Surkov’s name, while not well known in the West, is a notorious one in Moscow. Known as the Kremlin’s “gray cardinal,” Surkov was by Putin’s side for more than 20 years. One poll of Russia’s elite had him as the country’s second most powerful man — right behind Putin, and ahead of the prime minister. This was a man who could recite beat poetry in English and wrote lacerating, whimsical fiction. Before leaving the Kremlin in 2020, he’d kept pictures of Barack Obama and Tupac Shakur on display in his office. Who from Putin’s inner circle was more capable of explaining Putin’s mindset to an American audience?
The email address I got for Surkov was provided by his American publisher. It took Surkov less than a day to reply:
“Your interest is appreciated. Such dedication is even admirable now when the position of reality appears to be most occluded by optical barricades and firewalls. Yet it is precisely in these moments that the contradictions of ever-churning narratives, like celestial bodies in collision, produces such massive friction as to allow truth to form itself in the plasmic heat of conflict.”

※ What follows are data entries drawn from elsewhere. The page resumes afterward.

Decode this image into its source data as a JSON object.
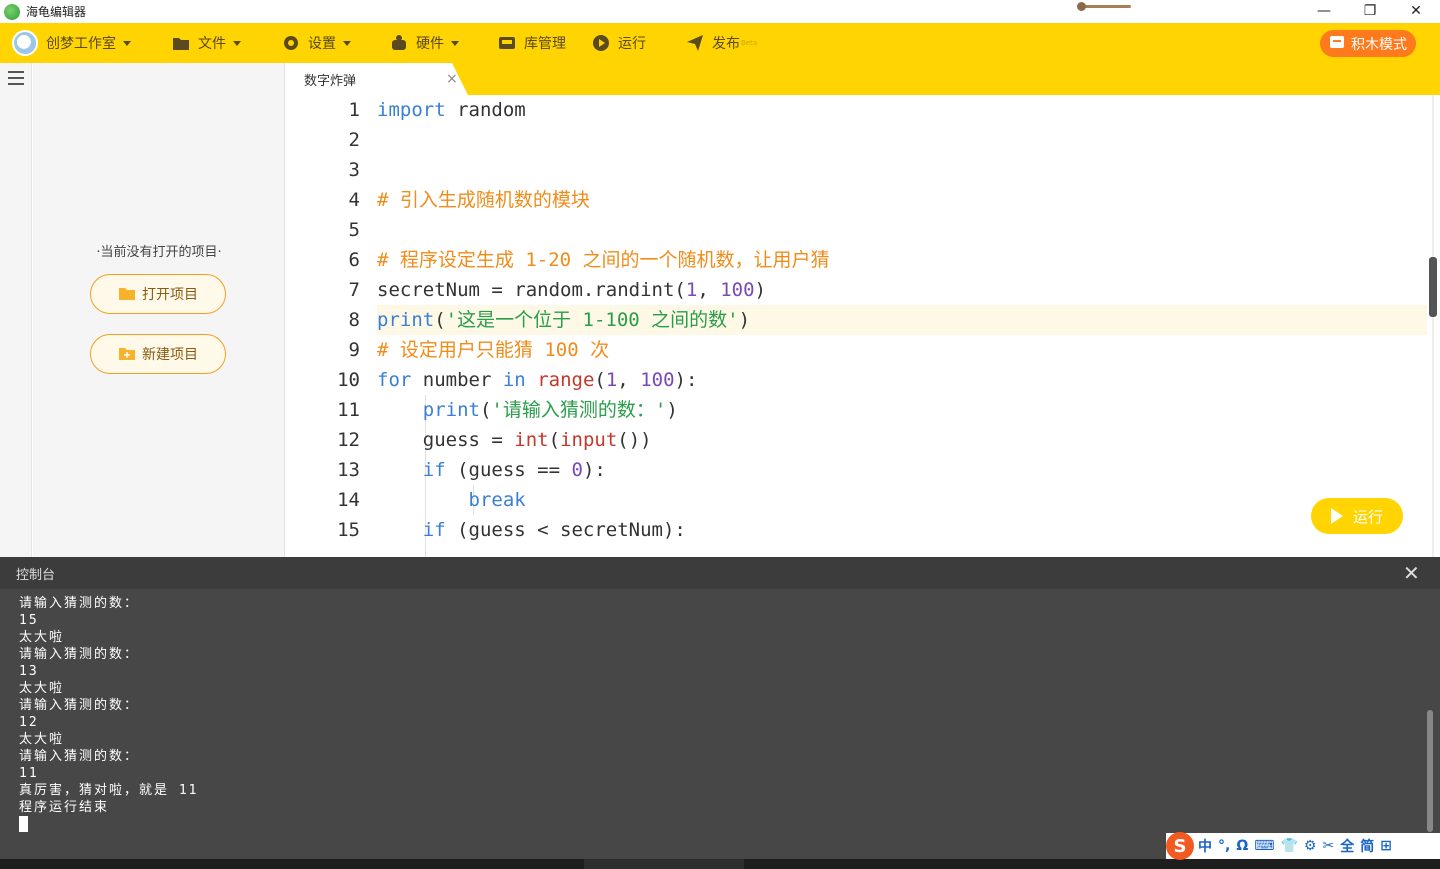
{
  "window": {
    "title": "海龟编辑器",
    "minimize": "—",
    "maximize": "❐",
    "close": "✕"
  },
  "toolbar": {
    "studio": "创梦工作室",
    "file": "文件",
    "settings": "设置",
    "hardware": "硬件",
    "library": "库管理",
    "run": "运行",
    "publish": "发布",
    "publish_badge": "Beta",
    "block_mode": "积木模式",
    "accent": "#ffd400"
  },
  "sidebar": {
    "no_project": "·当前没有打开的项目·",
    "open_project": "打开项目",
    "new_project": "新建项目"
  },
  "tabs": [
    {
      "label": "数字炸弹",
      "close": "×"
    }
  ],
  "editor": {
    "line_numbers": [
      "1",
      "2",
      "3",
      "4",
      "5",
      "6",
      "7",
      "8",
      "9",
      "10",
      "11",
      "12",
      "13",
      "14",
      "15"
    ],
    "run_button": "运行"
  },
  "console": {
    "title": "控制台",
    "close": "✕",
    "lines": [
      "请输入猜测的数：",
      "15",
      "太大啦",
      "请输入猜测的数：",
      "13",
      "太大啦",
      "请输入猜测的数：",
      "12",
      "太大啦",
      "请输入猜测的数：",
      "11",
      "真厉害，猜对啦，就是 11",
      "程序运行结束"
    ]
  },
  "ime": {
    "logo": "S",
    "glyphs": [
      "中",
      "°,",
      "Ω",
      "⌨",
      "👕",
      "⚙",
      "✂",
      "全",
      "简",
      "⊞"
    ]
  }
}
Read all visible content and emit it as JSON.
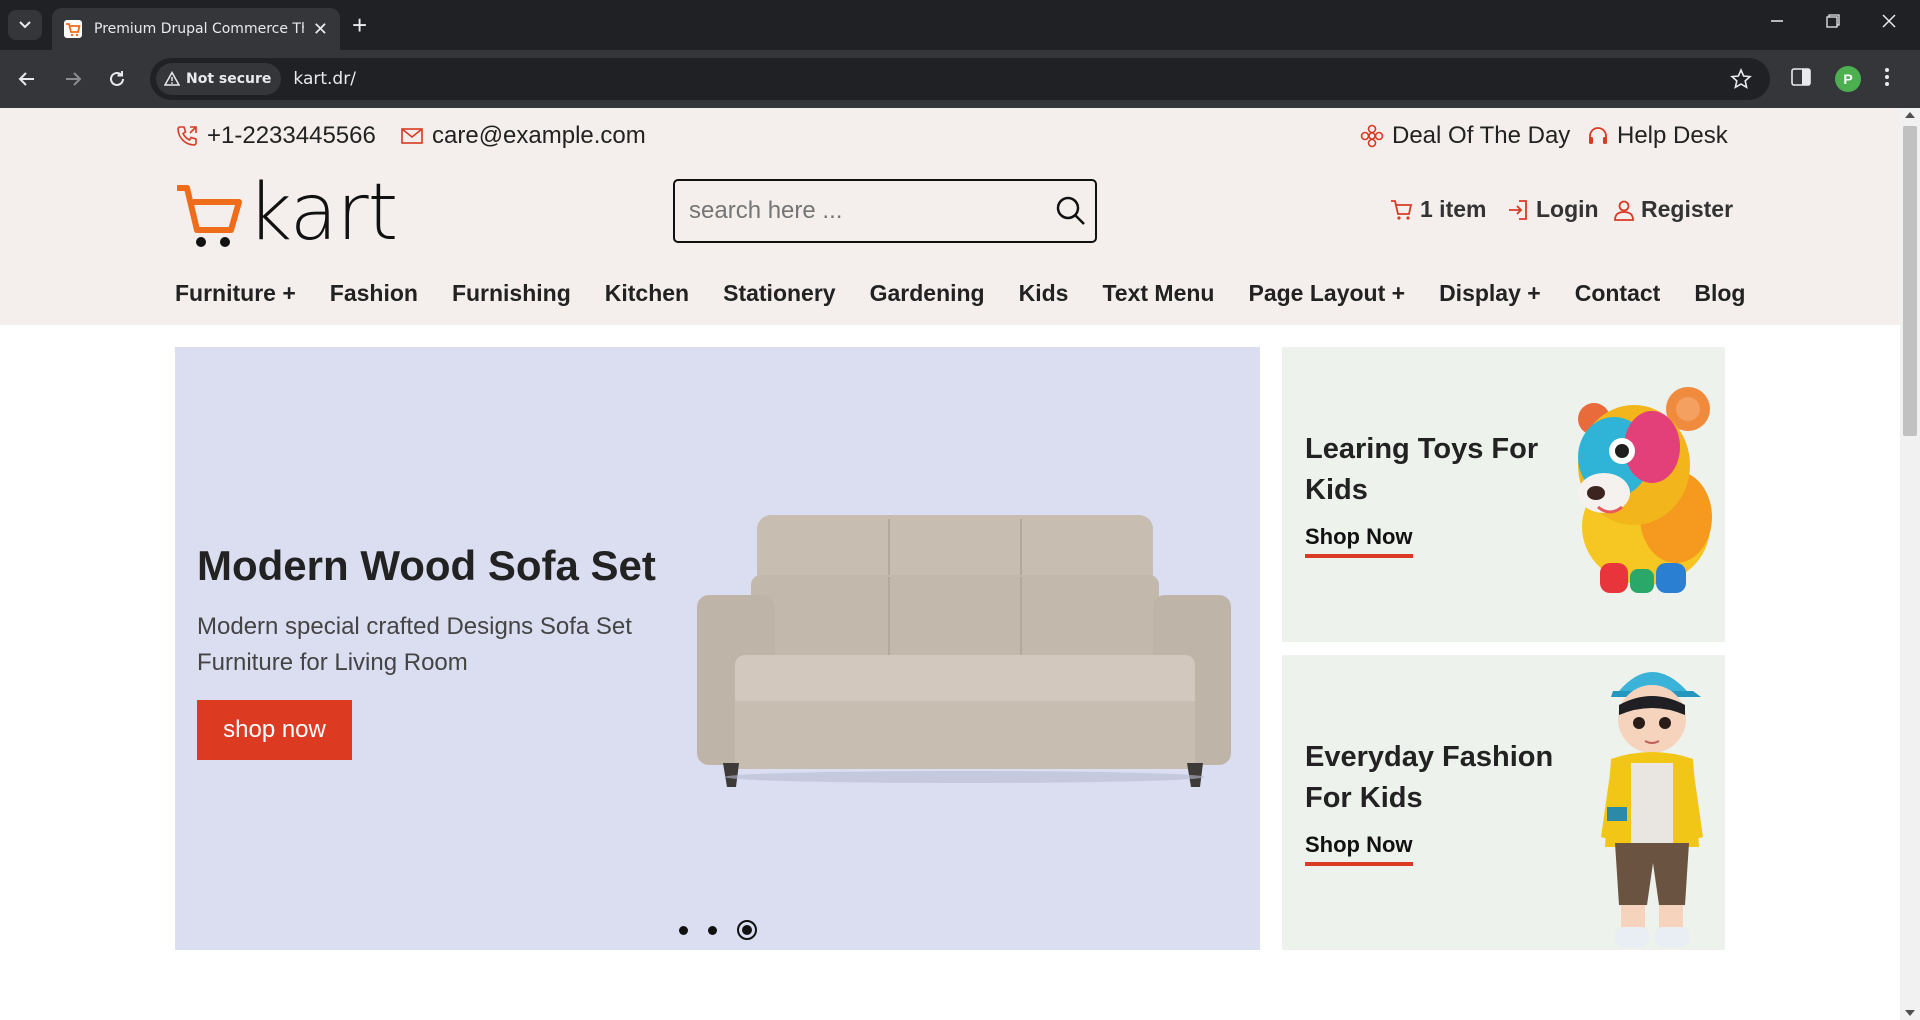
{
  "browser": {
    "tab_title": "Premium Drupal Commerce The",
    "security_label": "Not secure",
    "url": "kart.dr/",
    "profile_initial": "P"
  },
  "colors": {
    "accent": "#dd3a22",
    "header_bg": "#f4efed",
    "hero_bg": "#dadef0",
    "promo_bg": "#eef2ec",
    "logo_cart": "#ef6c1a"
  },
  "topbar": {
    "phone": "+1-2233445566",
    "email": "care@example.com",
    "deal": "Deal Of The Day",
    "help": "Help Desk"
  },
  "header": {
    "logo_text": "kart",
    "search_placeholder": "search here ...",
    "cart_label": "1 item",
    "login_label": "Login",
    "register_label": "Register"
  },
  "menu": [
    "Furniture +",
    "Fashion",
    "Furnishing",
    "Kitchen",
    "Stationery",
    "Gardening",
    "Kids",
    "Text Menu",
    "Page Layout +",
    "Display +",
    "Contact",
    "Blog"
  ],
  "hero": {
    "title": "Modern Wood Sofa Set",
    "subtitle": "Modern special crafted Designs Sofa Set Furniture for Living Room",
    "button": "shop now",
    "slide_count": 3,
    "active_slide": 3
  },
  "promos": [
    {
      "title": "Learing Toys For Kids",
      "link": "Shop Now"
    },
    {
      "title": "Everyday Fashion For Kids",
      "link": "Shop Now"
    }
  ]
}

I was baffled, but I could see what he was getting at. It was “admirable,” in his view, that I had reached out to him in the midst of the “ever-churning narratives.” And the “truth,” as he sees it, was going to emerge from the invasion — “the plasmic heat of conflict.” He continued:
“People, including those I once called friends, have termed what I do public relations or perception management, but really I am a pyromancer, a keeper of this flame from which new realities are born. Is there anything truer than a blank slate? You may send along your inquiries.”
And so I did. I asked Surkov why Putin invaded. I asked him whether mistakes had been made, in hindsight, in either the invasion’s genesis or its execution. I asked him what it was like to have been the target of US sanctions. Surkov, after all, was the one who had engineered Putin’s incursions into Crimea and the Donbas in 2014. He has been unable to travel to or do business in the United States since then.